The blog post I mentioned earlier claims that epoll does exactly not solve the mentioned problems. This assumption is plain wrong. It showcases a usage of epoll and a “pessimistic run” of that usage with the intention to demonstrate epolls inability to resolve the thundering herd problem. However, the example is flawed and can easily be fixed. Further the posting actually indicates possible solutions to the problems it mentioned! Edge-triggered EPOLLONESHOT is indeed already a solution to the discussed problem.

To make this clear:
My critique to the original blog post is that it assumes that epoll is broken even though it is simply not used properly. The post is on the first page when googling for epoll and thus has some really big influence on programers looking for a scalable alternative to poll. I had the pleasure of working with multiple people who would read this as “epoll is a big no-no” and would refuse to touch any implementation that utilizes it. And therefore I would much rather like to see the original post to be updated or corrected. There actually was a time when the post’s criticism of epoll was valid. However, with the introduction of EPLLONESHOT (2004) the mentioned problems were already resolved. The post was released in 2017 though.

My Take on Epoll

Simplyfile comes with a Wrapper around epoll that is a rather straight forward event dispatcher for file descriptors. It’s more or less just a std::map from file descritpros (ints) to std::function<void(int)> objects. Also it comes with a work method where the call to epoll_wait and the dispatcher logic is implemented.
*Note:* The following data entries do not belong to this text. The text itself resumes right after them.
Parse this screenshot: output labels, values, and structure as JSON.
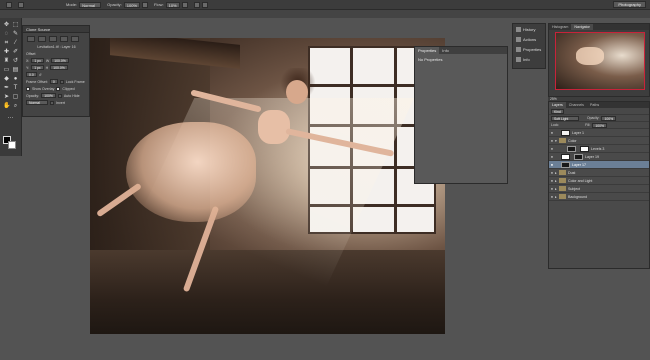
{
  "optbar": {
    "mode_label": "Mode:",
    "mode_value": "Normal",
    "opacity_label": "Opacity:",
    "opacity_value": "100%",
    "flow_label": "Flow:",
    "flow_value": "10%",
    "workspace": "Photography"
  },
  "clone_source": {
    "title": "Clone Source",
    "source_name": "Levitation1.tif : Layer 16",
    "offset_label": "Offset",
    "x_label": "X:",
    "x_value": "1 px",
    "y_label": "Y:",
    "y_value": "1 px",
    "w_value": "100.0%",
    "h_value": "100.0%",
    "angle_value": "0.0",
    "frame_offset_label": "Frame Offset:",
    "frame_offset_value": "0",
    "lock_frame": "Lock Frame",
    "show_overlay": "Show Overlay",
    "clipped": "Clipped",
    "overlay_opacity_label": "Opacity:",
    "overlay_opacity_value": "100%",
    "auto_hide": "Auto Hide",
    "blend_mode": "Normal",
    "invert": "Invert"
  },
  "properties": {
    "tab_properties": "Properties",
    "tab_info": "Info",
    "no_properties": "No Properties"
  },
  "dock": {
    "items": [
      {
        "label": "History"
      },
      {
        "label": "Actions"
      },
      {
        "label": "Properties"
      },
      {
        "label": "Info"
      }
    ]
  },
  "navigator": {
    "tab_histogram": "Histogram",
    "tab_navigator": "Navigator",
    "zoom": "25%"
  },
  "layers": {
    "tab_layers": "Layers",
    "tab_channels": "Channels",
    "tab_paths": "Paths",
    "filter_kind": "Kind",
    "blend_mode": "Soft Light",
    "opacity_label": "Opacity:",
    "opacity_value": "100%",
    "lock_label": "Lock:",
    "fill_label": "Fill:",
    "fill_value": "100%",
    "items": [
      {
        "name": "Layer 1"
      },
      {
        "name": "Color"
      },
      {
        "name": "Levels 3"
      },
      {
        "name": "Layer 19"
      },
      {
        "name": "Layer 17"
      },
      {
        "name": "Dust"
      },
      {
        "name": "Color and Light"
      },
      {
        "name": "Subject"
      },
      {
        "name": "Background"
      }
    ]
  }
}
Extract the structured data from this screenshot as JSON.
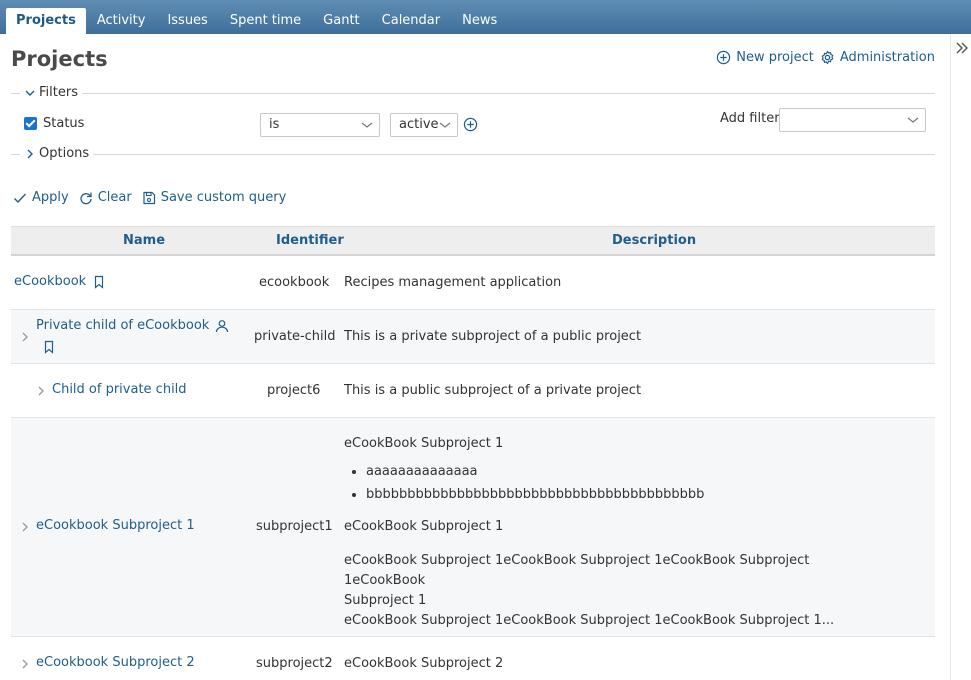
{
  "tabs": [
    {
      "label": "Projects",
      "selected": true
    },
    {
      "label": "Activity"
    },
    {
      "label": "Issues"
    },
    {
      "label": "Spent time"
    },
    {
      "label": "Gantt"
    },
    {
      "label": "Calendar"
    },
    {
      "label": "News"
    }
  ],
  "page": {
    "title": "Projects",
    "new_project_label": "New project",
    "administration_label": "Administration"
  },
  "filters": {
    "legend": "Filters",
    "status_label": "Status",
    "status_checked": true,
    "operator": "is",
    "value": "active",
    "add_filter_label": "Add filter",
    "add_filter_value": ""
  },
  "options": {
    "legend": "Options"
  },
  "actions": {
    "apply": "Apply",
    "clear": "Clear",
    "save": "Save custom query"
  },
  "table": {
    "headers": {
      "name": "Name",
      "identifier": "Identifier",
      "description": "Description"
    },
    "rows": [
      {
        "name": "eCookbook",
        "identifier": "ecookbook",
        "description": "Recipes management application"
      },
      {
        "name": "Private child of eCookbook",
        "identifier": "private-child",
        "description": "This is a private subproject of a public project"
      },
      {
        "name": "Child of private child",
        "identifier": "project6",
        "description": "This is a public subproject of a private project"
      },
      {
        "name": "eCookbook Subproject 1",
        "identifier": "subproject1",
        "description_lines": {
          "p1": "eCookBook Subproject 1",
          "bullet1": "aaaaaaaaaaaaaa",
          "bullet2": "bbbbbbbbbbbbbbbbbbbbbbbbbbbbbbbbbbbbbbbbb",
          "p2": "eCookBook Subproject 1",
          "p3a": "eCookBook Subproject 1eCookBook Subproject 1eCookBook Subproject 1eCookBook",
          "p3b": "Subproject 1",
          "p4": "eCookBook Subproject 1eCookBook Subproject 1eCookBook Subproject 1..."
        }
      },
      {
        "name": "eCookbook Subproject 2",
        "identifier": "subproject2",
        "description": "eCookBook Subproject 2"
      }
    ]
  }
}
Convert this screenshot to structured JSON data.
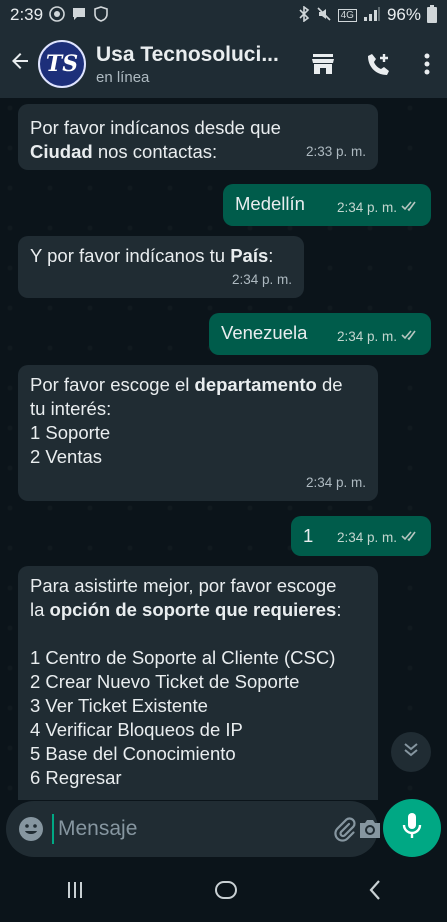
{
  "status_bar": {
    "time": "2:39",
    "lte": "4G",
    "battery": "96%"
  },
  "header": {
    "title": "Usa Tecnosoluci...",
    "subtitle": "en línea",
    "avatar_text": "TS"
  },
  "messages": [
    {
      "dir": "in",
      "segments": [
        {
          "t": "Por favor indícanos desde que\n",
          "b": false
        },
        {
          "t": "Ciudad",
          "b": true
        },
        {
          "t": " nos contactas:",
          "b": false
        }
      ],
      "time": "2:33 p. m."
    },
    {
      "dir": "out",
      "segments": [
        {
          "t": "Medellín",
          "b": false
        }
      ],
      "time": "2:34 p. m."
    },
    {
      "dir": "in",
      "segments": [
        {
          "t": "Y por favor indícanos tu ",
          "b": false
        },
        {
          "t": "País",
          "b": true
        },
        {
          "t": ":",
          "b": false
        }
      ],
      "time": "2:34 p. m."
    },
    {
      "dir": "out",
      "segments": [
        {
          "t": "Venezuela",
          "b": false
        }
      ],
      "time": "2:34 p. m."
    },
    {
      "dir": "in",
      "segments": [
        {
          "t": "Por favor escoge el ",
          "b": false
        },
        {
          "t": "departamento",
          "b": true
        },
        {
          "t": " de\ntu interés:\n1 Soporte\n2 Ventas",
          "b": false
        }
      ],
      "time": "2:34 p. m."
    },
    {
      "dir": "out",
      "segments": [
        {
          "t": "1",
          "b": false
        }
      ],
      "time": "2:34 p. m."
    },
    {
      "dir": "in",
      "segments": [
        {
          "t": "Para asistirte mejor, por favor escoge\nla ",
          "b": false
        },
        {
          "t": "opción de soporte que requieres",
          "b": true
        },
        {
          "t": ":\n\n1 Centro de Soporte al Cliente (CSC)\n2 Crear Nuevo Ticket de Soporte\n3 Ver Ticket Existente\n4 Verificar Bloqueos de IP\n5 Base del Conocimiento\n6 Regresar",
          "b": false
        }
      ],
      "time": ""
    }
  ],
  "composer": {
    "placeholder": "Mensaje"
  },
  "colors": {
    "header_bg": "#1f2c34",
    "chat_bg": "#0b141a",
    "incoming": "#202c33",
    "outgoing": "#005c4b",
    "accent": "#00a884"
  }
}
Here are the important bits and pieces (the entire code can be found here more examples and details here):

struct Epoll : FileDescriptor {
	using Callback = std::function<void(int)>;

	Epoll();
	Epoll(Epoll &&other);
	Epoll& operator=(Epoll &&rhs);
	~Epoll();

	void addFD(int fd, Callback&& callback, int epollFlags = EPOLLIN|EPOLLET, std::string const& name="");
	void modFD(int fd, int epollFlags = EPOLLIN|EPOLLET);
	void rmFD(int fd, bool blocking);

	void work(int maxEvents=1, int timeout_ms=-1) {
		dispatch(wait(maxEvents, timeout_ms));
	}

	// call epoll_wait internally and return the list of events
	std::vector<struct epoll_event> wait(int maxEvents=32, int timeout_ms=-1);

	// call all callbacks of the event list
	void dispatch(std::vector<struct epoll_event> const&);

	// wakes up count thread that is calling wait
	void wakeup(uint64_t count=1);
    [...]
};

The inner workings of Epoll should not be surprizing apart from code to measure execution times and some exception wrapper that captures all exceptions and then encapsules them within a more descriptive exception. As mentioned before: I use this class in multiple projects to actually do load balancing across threads. And it works exactly how I want it to work.

TL;DR

There are people on the internet claiming epoll to be very bad. Too complicated to use, slow and error prone. That’s just wrong. Epoll is neither of those things.